Accueil Culture «Primitif» à La Galerie TGM : Quand l’esprit de l’enfant surgit à la surface

«Primitif» à La Galerie TGM : Quand l’esprit de l’enfant surgit à la surface

Un show en solo qui fait vibrer signes et couleurs, un geste libre et une pratique libératrice, fougueuse et dynamique, Ahmed Stambouli peint comme un enfant qui accouche ses peurs et les fait danser.

La Presse— Dans une dynamique de renouvellement qui a caractérisé toute sa carrière de plasticien, dans son impatience et sa fougue, dans son univers qui superpose les cultures, Stambouli peint souvent dans l’urgence avec une incroyable spontanéité qui met la surface vierge au défi. Sa dextérité et sa connaissance technique ont toujours raison de la toile, la dominent, défient ce blanc, ce vide pour revenir à lui. Il y a dans cette course vers la réalisation de la toile, dans cette impatience, une secrète volonté du subconscient de se mettre en valeur dans l’œuvre. Dans la spontanéité, dans cet acte quasi inconscient, dans cette transe fougueuse, le résultat en sort telle une représentation de ses pensées et de croyances latentes qui sont ramenées à la surface et puis et voilà que son âme d’enfant surgit à la surface, voilà que ce qu’il y a de plus intime en lui surgit sur la toile.

Et c’est dans la Galerie TGM qu’une large palette de l’œuvre de Ahmed Stambouli se met en Solo- Show, et nous sommes accueilli, par une première  série de petites toiles, des dessins au stylo noir, des personnages féminins qui se dressent comme des totems, formant un ensemble tel un parchemin ou du papier à journal. La couleur s’y dilue, s’estompe sur des personnages construits de symboles.

Entre ratures, et signes d’une africanité lointaine, ou d’une identité amazighe prononcée,  les contours ne se définissent pas. Et dans du jaune ocre, vert et marron, la couleur coule sous l’effet d’une surdose d’eau.

Dans l’œuvre d’Ahmed Stambouli,  les mêmes personnages transhument d’un cadre à un autre. Femme-Totem sans tabou, ventre porteur de vie et carrure faiseuse de vie.

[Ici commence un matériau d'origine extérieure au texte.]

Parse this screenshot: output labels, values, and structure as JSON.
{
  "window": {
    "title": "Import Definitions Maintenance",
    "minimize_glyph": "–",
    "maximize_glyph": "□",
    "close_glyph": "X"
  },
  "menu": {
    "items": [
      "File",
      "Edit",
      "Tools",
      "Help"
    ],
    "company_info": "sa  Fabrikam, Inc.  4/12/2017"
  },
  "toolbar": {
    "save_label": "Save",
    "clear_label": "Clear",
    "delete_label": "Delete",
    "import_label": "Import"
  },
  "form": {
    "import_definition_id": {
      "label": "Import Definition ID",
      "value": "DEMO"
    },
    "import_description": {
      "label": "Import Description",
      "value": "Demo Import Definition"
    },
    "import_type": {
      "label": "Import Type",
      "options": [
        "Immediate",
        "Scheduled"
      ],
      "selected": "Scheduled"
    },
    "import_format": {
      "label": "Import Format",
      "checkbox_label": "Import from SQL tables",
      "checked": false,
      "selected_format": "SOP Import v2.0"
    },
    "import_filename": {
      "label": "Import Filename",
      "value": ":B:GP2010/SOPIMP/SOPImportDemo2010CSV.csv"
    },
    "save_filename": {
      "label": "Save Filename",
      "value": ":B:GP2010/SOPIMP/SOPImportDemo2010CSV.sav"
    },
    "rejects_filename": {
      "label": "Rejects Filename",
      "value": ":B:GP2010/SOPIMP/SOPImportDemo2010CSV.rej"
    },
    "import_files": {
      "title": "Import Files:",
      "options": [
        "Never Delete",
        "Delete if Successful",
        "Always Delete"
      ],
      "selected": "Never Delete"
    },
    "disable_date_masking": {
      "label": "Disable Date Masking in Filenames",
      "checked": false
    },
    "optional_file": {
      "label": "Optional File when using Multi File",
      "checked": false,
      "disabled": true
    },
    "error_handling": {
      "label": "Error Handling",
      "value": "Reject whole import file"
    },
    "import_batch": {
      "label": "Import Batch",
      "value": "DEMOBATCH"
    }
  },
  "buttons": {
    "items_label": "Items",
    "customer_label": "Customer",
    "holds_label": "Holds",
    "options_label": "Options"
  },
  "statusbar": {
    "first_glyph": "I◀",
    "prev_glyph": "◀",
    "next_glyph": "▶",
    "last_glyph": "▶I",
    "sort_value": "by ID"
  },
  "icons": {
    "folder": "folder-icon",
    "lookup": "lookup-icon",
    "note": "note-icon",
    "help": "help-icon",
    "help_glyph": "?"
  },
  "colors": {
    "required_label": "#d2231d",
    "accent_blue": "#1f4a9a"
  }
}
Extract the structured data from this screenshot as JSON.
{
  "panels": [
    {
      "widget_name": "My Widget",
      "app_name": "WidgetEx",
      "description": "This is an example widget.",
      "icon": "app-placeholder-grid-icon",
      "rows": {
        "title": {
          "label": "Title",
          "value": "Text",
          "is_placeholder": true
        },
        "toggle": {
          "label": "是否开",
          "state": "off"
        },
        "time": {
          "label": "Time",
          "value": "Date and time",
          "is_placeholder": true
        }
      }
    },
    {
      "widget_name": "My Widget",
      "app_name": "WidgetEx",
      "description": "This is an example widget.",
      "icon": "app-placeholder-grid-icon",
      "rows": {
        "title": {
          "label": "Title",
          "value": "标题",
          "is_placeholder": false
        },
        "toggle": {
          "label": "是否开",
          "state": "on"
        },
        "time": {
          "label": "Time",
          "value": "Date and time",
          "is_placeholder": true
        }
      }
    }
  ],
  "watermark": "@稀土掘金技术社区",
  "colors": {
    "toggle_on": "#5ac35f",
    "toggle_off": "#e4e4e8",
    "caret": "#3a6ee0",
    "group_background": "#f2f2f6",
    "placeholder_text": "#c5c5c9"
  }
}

Et toujours ce semblant d’écritures, cette invitation au déchiffrage d’un graphisme en superstition qui se nichent l’une sur l’autre, l’une dans l’ombre de l’autre chargeant la surface et s’y diluent jusqu’à la transparence.

Les éléments graphiques naissent d’une spontanéité déroutante. Comme s’ils ouvraient une boîte de Pandore, celle de souvenirs de formes et de traits. Ses grands formats le libèrent encore plus et le contraignent dans une immensité encore plus désirée. Sur fond noir s’échappe la lumière qui forme des dessins. Comme des gribouillis d’enfant ou des notes sur manuscrits. Une mécanique intérieure d’une toile dynamique au goût inachevé.

Et on refait les contours au blanc comme avec de la craie. Comme s’il n’y en avait pas assez dans une première couche. Il insiste, il persiste, il ajoute et recadre et puis ses flèches qui conduisent vers nulle part sauf dans sa logique qui lui est propre, telles des indications sur une carte de chasse au trésor.

Plus nous regardons, plus les détails s’imposent à nous, des yeux, fenêtres sur le monde, ouverture vers une introspection, dans une asymétrie déclarée, assumée, décalée renvoie vers une image mentale qui se fixe dans d’autres dimensions avec d’autres pigments.

Et des personnages qui dansent, qui s’agitent, qui s’affrontent et qui suivent un mouvement dans une mise en scène qui invoque les esprits protecteurs.

Tel un enfant, qui évoque pour Picasso ou Basquiat, Stambouli patauge dans l’urbain, la street-art et le primitif rupestre habité par les rois et les chamans côtoyant les inscriptions et les signes-talismans. Nous avons beau chercher ses repères et références dans les motifs ancestraux, mais au bout du chemin d’un parcours plastique et artistique, nous rencontrons  ce guerrier venu d’une terre lointaine. Une terre riche et à la fois aride, habitée de mythes et de spectres. Un guerrier qui se dresse, sa lance à la main, dans une attitude menaçante et aux yeux larmoyants.

Et puis ce blanc qui revient toujours à la fin comme une touche finale, mais jamais pour intégrer l’ensemble. Il arrive comme une flèche, comme trait qui tranche la tête, qui vient briser le charme d’une harmonie des couleurs et des formes.

Un blanc grossier disgracieux qui s’interpose et qui colmate des brèches, qui efface négligemment des détails. Ou qui se plaque sur la surface déjà finie pour imposer une écriture nouvelle.